Sunday, August 13, 2023

I Was a Simple Man

 "Maybe we don't deserve to... go so easily" someone says at the beginning of I Was a Simple Man, while discussing a botched suicide. Those words are spoken to the protagonist, Masao (Steve Iwamoto) and hang heavy over the rest of the movie.

 Set in Hawai'i, mostly in run down suburbs and back roads with the island's natural beauty in the background, the film calmly follows Masao in his daily routines and eases us slowly into his world. A widower grandfather of three with an uneasy, somewhat distant relationship with his sons, he lives alone with his regrets and grapples with the onset of an unspecified terminal disease.

 As his condition worsens first his daughter (Chanel Akiko Hirai), then a grandkid (Kanoa Goo) come to attend him and the film's point of view disassociates from Masao and starts tracking not just his family, but their memories, filling us in on the specifics of how this broken man failed his children, and later on, why. These memories don't just take the form of flashbacks; Early on the ghost of his wife Grace (Constance Wu) takes a permanent place by Masao's bedside.

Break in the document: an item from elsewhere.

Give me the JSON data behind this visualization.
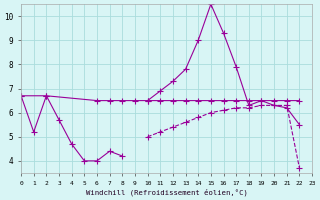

 The cast, consisting mostly of unknown/TV actors (plus Constance Wu), is uniformly great, and so are the compositions (DP: Eunsoo Cho). There are a lot of elements I probably missed, as the film specifically addresses Japanese and Chinese Heritage in the island, and the island's induction into statehood (something also addressed by civilization receding on many of the flashbacks, and later as Masao's condition unravels and the jungle consumes his world).

Writer/director Christopher Makoto Yogi has crafted a beautiful, compassionate drama tinged at the edges with surrealist and supernatural, or more accurately spiritual, touches. It's a sedate, stately film with an almost Malikian appreciation of the natural world that builds to some very powerful scenes as the threads start melding into each other (in another Malik-like touch). The deliberate pacing and extremely melancholy tone may be a bit of a hurdle, but it's worth persevering. I liked this one a lot.